140 days to save a world summit
Hopes for any significant results from the World Summit for Sustainable Development, to take place in Johannesburg later this year, are currently running at a low ebb. Major political efforts are needed to salvage what could become a squandered opportunity.
At the end of August, a mixed crowd estimated at more than 80,000 people will descend on the South African city of Johannesburg to debate, protest and haggle about the state of the world. When initially planned, hopes were high that the World Summit for Sustainable Development (WSSD) might see the emergence of a renewed political determination to address problems of global poverty and environmental degradation. With less than five months to go, however, such hopes are dwindling rapidly. And the outcome of the most recent preparatory committee meeting (Prepcom III), which ended in New York last week, has only compounded this pessimism.
Beyond the conventional North/South tensions that tend to raise their head in such negotiations is the fact that, even at this late stage, there is a continued lack of basic consensus on main purpose of the meeting.

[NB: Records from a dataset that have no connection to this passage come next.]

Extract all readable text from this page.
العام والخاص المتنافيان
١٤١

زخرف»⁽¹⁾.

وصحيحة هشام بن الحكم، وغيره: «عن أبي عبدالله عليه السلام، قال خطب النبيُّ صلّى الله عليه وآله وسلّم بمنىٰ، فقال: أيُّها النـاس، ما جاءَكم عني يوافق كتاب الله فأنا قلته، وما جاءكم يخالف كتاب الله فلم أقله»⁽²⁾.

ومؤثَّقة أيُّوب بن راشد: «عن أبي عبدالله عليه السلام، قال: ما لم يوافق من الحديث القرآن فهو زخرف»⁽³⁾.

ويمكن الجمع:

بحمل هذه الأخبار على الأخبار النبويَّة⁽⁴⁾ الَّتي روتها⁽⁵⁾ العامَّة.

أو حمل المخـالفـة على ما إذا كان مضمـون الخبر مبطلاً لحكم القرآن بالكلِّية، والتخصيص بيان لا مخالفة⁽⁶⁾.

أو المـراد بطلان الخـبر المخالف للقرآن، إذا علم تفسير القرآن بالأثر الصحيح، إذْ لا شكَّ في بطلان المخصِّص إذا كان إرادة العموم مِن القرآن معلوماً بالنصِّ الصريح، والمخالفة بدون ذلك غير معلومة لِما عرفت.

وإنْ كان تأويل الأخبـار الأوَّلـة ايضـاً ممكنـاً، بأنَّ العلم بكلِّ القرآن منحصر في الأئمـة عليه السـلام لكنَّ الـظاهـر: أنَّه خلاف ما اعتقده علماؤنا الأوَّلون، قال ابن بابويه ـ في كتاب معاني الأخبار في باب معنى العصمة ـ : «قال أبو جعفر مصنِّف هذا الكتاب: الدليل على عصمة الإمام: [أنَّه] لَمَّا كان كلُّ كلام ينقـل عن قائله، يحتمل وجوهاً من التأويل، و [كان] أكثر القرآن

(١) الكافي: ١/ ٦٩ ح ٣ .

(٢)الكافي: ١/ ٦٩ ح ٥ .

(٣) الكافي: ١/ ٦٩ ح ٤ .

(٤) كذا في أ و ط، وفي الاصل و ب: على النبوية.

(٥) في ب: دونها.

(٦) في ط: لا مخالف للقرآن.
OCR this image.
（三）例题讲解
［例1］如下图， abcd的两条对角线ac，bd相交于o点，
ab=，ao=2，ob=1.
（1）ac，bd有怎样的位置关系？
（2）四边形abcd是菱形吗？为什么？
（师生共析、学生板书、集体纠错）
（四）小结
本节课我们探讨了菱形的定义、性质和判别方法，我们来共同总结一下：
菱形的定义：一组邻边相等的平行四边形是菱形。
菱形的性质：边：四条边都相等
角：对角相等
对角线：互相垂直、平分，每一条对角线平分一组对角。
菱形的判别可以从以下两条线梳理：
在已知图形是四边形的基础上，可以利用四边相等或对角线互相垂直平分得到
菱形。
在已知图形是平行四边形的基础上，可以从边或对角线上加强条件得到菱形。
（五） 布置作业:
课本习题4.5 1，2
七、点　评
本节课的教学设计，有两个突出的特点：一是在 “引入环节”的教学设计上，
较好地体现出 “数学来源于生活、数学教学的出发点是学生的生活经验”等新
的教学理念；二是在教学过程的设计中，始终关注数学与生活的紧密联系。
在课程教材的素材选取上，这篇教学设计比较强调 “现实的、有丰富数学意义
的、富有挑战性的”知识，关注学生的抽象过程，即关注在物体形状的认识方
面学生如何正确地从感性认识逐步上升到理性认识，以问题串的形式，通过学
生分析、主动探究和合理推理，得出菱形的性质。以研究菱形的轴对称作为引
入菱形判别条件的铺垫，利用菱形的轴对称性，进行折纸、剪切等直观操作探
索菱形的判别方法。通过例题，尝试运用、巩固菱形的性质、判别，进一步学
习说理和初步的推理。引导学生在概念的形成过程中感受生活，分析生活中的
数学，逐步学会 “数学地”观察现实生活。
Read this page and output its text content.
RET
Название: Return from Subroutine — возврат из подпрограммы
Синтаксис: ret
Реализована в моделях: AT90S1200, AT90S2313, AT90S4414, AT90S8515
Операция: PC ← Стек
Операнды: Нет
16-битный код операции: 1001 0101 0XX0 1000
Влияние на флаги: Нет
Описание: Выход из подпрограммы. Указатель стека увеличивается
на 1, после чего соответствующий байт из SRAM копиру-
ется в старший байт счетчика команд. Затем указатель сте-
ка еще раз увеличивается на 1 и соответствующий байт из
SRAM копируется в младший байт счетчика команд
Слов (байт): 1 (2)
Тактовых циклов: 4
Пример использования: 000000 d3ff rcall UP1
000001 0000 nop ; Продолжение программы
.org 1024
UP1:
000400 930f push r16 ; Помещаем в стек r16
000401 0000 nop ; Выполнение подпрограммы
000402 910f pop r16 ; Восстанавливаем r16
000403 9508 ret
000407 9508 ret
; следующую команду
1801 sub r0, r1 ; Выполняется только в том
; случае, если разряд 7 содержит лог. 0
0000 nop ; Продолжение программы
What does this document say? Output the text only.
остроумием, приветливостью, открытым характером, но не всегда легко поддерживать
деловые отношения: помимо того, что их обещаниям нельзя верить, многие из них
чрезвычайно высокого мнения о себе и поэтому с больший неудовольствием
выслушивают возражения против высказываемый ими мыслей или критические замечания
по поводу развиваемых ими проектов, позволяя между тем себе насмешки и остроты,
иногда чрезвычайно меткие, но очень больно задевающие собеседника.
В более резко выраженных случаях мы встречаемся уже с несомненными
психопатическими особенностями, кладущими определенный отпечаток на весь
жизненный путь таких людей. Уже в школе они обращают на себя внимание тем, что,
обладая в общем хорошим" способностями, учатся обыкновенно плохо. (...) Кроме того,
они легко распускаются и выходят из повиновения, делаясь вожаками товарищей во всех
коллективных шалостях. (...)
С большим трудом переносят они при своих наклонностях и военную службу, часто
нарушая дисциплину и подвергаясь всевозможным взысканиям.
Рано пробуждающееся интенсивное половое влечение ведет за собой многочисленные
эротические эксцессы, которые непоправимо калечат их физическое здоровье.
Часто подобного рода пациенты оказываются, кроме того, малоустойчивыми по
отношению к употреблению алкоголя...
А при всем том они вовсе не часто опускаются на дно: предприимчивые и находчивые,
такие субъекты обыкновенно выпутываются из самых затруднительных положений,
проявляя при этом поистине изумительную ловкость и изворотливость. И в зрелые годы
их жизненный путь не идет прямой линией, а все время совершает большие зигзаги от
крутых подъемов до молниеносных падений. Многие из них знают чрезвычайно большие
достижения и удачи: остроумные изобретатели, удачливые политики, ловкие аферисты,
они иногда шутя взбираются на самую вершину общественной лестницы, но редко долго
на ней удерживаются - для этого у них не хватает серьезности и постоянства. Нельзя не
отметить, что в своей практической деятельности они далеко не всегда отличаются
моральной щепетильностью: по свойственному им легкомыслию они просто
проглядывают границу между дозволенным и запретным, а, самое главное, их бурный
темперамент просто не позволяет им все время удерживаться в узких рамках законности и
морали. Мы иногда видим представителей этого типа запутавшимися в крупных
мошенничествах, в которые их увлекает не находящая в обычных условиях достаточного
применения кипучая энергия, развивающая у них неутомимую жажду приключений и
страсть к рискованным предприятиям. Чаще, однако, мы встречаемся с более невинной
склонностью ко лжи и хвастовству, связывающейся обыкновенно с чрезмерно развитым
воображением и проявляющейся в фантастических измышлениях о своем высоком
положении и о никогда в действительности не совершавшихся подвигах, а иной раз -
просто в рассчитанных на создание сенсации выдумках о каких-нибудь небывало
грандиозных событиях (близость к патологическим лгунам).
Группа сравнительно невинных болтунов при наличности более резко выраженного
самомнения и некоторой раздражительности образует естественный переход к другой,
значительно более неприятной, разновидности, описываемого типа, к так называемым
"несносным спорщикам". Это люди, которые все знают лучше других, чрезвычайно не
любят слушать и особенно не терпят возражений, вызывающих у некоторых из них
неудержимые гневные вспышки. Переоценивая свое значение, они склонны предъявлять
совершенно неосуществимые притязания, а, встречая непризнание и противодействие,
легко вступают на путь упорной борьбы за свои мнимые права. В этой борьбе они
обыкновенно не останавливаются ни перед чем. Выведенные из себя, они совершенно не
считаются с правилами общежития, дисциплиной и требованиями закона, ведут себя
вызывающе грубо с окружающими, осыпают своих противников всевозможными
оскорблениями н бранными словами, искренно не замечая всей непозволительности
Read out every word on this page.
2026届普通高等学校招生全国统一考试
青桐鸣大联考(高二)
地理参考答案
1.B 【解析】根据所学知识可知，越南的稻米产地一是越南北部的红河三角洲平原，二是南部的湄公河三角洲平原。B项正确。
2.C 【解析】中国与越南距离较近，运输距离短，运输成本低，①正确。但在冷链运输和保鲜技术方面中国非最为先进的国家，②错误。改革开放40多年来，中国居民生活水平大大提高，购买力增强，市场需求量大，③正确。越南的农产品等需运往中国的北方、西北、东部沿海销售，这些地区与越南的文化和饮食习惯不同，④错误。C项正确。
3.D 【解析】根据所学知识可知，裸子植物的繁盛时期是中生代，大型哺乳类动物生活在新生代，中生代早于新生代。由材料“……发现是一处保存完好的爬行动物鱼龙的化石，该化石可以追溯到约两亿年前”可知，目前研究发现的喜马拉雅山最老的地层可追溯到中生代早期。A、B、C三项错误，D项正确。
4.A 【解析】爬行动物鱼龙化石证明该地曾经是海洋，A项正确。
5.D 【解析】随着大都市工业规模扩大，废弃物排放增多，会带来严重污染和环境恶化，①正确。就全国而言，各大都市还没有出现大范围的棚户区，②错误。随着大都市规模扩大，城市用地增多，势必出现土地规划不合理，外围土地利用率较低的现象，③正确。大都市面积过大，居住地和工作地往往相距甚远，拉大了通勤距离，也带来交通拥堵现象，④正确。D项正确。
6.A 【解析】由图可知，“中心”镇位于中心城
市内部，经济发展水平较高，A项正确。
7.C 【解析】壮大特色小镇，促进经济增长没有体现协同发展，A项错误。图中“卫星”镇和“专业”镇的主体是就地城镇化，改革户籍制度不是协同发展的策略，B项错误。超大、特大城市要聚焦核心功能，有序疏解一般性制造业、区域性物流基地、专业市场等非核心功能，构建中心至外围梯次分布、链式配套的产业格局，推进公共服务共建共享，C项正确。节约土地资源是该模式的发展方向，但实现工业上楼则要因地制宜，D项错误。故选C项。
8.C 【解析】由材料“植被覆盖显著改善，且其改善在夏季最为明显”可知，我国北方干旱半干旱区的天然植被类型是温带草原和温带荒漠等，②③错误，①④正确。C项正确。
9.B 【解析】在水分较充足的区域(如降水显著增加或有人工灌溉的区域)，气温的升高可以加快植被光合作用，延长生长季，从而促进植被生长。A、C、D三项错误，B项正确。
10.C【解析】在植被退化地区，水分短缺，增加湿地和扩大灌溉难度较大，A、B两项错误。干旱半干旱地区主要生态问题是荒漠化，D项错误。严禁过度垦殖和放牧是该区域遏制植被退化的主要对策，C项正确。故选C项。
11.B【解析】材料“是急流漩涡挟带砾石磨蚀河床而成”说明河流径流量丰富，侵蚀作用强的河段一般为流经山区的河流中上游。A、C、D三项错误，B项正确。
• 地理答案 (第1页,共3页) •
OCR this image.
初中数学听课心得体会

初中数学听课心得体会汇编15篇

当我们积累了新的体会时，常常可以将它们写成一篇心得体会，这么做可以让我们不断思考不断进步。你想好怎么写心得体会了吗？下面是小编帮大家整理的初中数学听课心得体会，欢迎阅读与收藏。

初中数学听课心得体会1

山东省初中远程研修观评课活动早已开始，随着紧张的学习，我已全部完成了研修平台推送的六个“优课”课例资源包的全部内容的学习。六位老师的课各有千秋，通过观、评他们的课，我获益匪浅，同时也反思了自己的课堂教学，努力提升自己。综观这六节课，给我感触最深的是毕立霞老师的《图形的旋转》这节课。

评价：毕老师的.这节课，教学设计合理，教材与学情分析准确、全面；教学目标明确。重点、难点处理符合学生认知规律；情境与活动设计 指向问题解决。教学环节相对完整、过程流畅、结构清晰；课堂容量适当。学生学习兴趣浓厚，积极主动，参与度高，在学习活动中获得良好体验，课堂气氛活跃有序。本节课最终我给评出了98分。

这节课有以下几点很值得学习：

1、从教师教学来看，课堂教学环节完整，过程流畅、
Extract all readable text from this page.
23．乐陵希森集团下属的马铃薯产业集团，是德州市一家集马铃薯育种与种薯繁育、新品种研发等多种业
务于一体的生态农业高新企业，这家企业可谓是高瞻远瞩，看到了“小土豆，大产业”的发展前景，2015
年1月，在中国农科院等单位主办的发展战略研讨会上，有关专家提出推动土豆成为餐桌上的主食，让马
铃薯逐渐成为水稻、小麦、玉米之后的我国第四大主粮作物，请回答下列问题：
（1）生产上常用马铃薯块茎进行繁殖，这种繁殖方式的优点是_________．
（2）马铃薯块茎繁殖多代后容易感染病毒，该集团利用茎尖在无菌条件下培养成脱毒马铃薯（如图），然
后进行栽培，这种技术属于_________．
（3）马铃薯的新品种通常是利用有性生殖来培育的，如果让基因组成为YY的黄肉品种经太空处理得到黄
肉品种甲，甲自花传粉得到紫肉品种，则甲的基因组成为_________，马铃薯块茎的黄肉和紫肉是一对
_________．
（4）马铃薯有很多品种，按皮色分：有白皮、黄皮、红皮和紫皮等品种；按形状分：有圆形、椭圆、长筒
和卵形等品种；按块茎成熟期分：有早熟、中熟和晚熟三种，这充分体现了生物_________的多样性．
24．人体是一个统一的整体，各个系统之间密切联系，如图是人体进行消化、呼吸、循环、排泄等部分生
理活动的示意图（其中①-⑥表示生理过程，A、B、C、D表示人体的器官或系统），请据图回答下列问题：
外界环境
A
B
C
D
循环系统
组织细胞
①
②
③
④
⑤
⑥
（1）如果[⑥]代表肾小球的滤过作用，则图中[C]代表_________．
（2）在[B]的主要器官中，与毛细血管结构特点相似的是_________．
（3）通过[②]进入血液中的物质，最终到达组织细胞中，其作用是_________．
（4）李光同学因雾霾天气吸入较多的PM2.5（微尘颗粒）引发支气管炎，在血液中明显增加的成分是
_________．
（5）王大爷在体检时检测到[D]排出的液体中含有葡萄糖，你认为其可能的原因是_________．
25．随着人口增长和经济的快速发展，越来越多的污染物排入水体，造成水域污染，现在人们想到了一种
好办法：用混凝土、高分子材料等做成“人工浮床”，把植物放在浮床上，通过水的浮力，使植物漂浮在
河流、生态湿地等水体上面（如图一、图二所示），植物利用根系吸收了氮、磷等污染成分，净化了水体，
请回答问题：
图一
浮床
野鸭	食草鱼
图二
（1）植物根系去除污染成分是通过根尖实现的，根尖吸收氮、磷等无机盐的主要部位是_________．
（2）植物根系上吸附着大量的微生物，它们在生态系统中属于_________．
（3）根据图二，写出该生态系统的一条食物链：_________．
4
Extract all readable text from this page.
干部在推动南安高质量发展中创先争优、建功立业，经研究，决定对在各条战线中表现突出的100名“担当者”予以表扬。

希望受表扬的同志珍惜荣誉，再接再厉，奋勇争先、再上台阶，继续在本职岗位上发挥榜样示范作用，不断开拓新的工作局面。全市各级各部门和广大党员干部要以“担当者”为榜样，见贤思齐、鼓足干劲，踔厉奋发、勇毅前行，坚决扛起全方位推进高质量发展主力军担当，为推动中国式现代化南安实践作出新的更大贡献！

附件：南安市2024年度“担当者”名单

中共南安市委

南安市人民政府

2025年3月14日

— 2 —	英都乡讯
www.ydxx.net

To put it crudely, should it focus on protecting the environment, or on alleviating poverty?
The easy answer, of course, is that it is intended to do both; embracing the two as priorities is exactly what 'sustainable development' is meant to be all about, ever since the concept was placed at the centre of international thinking about development by the Brundtland Report 'Our Common Future' of 1987.
At least in political terms, however, this is unrealistically simplistic. Those concerned primarily with environmental protection fear that their concerns will be marginalised in Johannesburg by the argument that economic growth remains the key to alleviating poverty; last week, for example, a group of non-governmental organisations put out a strongly worded statement about the dangers of letting trade negotiations undermine environmental agreements.
Conversely — as a current dispute in Nigeria over the high costs of ozone-friendly refrigerators and air conditioning units graphically illustrates (see 'Nigerians 'can't afford ozone-protecting fridges') — many developing countries fear that efforts to meet the social and economic needs of their populations are being threatened by requirements to observe strict environmental standards intended to solve problems that were not of their making.
So far, efforts to bridge the gap within the WSSD preparations have only met with limited success. In particular, efforts to produce a single negotiated text on an Action Plan, to be adopted in Johannesburg, are running into the sand as each country or groups of countries involved seeks to mould the text to its own priorities. A lack of guidance from conference officials during Prepcom III is widely perceived to have exacerbated the problem, as did the lack of sufficient resources — caused by financial difficulties within the United Nations itself — needed to ensure the smooth running of the negotiations.
Prospects for partnerships
At this late stage, much rests on the success of UN officials in drawing up their own text, to be presented in draft form at the next preparatory meeting to be held in Bali at the end of May. And as hopes dwindle that a diplomatic magician will appear to pull a rabbit out of what seems to be an empty hat, many participants are now focussing on what are described as 'Type 2' decisions.
These are initiatives that will not require broad political approval from all UN member states, but can be negotiated between ad hoc sets of partners, targeting specific objectives (international collaboration on renewable energy research, for example) and enlisting the support only of those who are keen on achieving them.
There is much to be said for this approach. In purely practical terms, partnership agreements are the level at which the various stakeholder groups involved in the preparations for WSSD are likely to make their most practical impact.
Opportunities for science
Such groups include the scientific community, which has been expressing in numerous ways a desire to become more directly involved in the whole sustainable development movement - but unclear where its efforts are likely to be most effective. Scientists could, for example, become involved in promoting and creating networks of centres of research excellence -- one idea discussed in the side-events of Prepcom III that would not necessarily require broad political endorsement to come into effect. Or in the preservation of marine resources.
But it would be dangerous if partnership agreements were to become a substitute for political action. Sustainable development is not a consensus-based, conflict-free domain, as indicated above; this is particularly true when addressing the different Northern and Southern perceptions of this process.
Addressing such conflicts successfully requires a high-level political commitment, and — as the recent history of the climate change treaty has underlined — such a commitment can only emerge from negotiations at a global level if they are going to have a lasting impact. Hence the importance of agreement on a strong political statement by world leaders in Johannesburg. And hence the nervousness that the time needed to secure this is rapidly running out.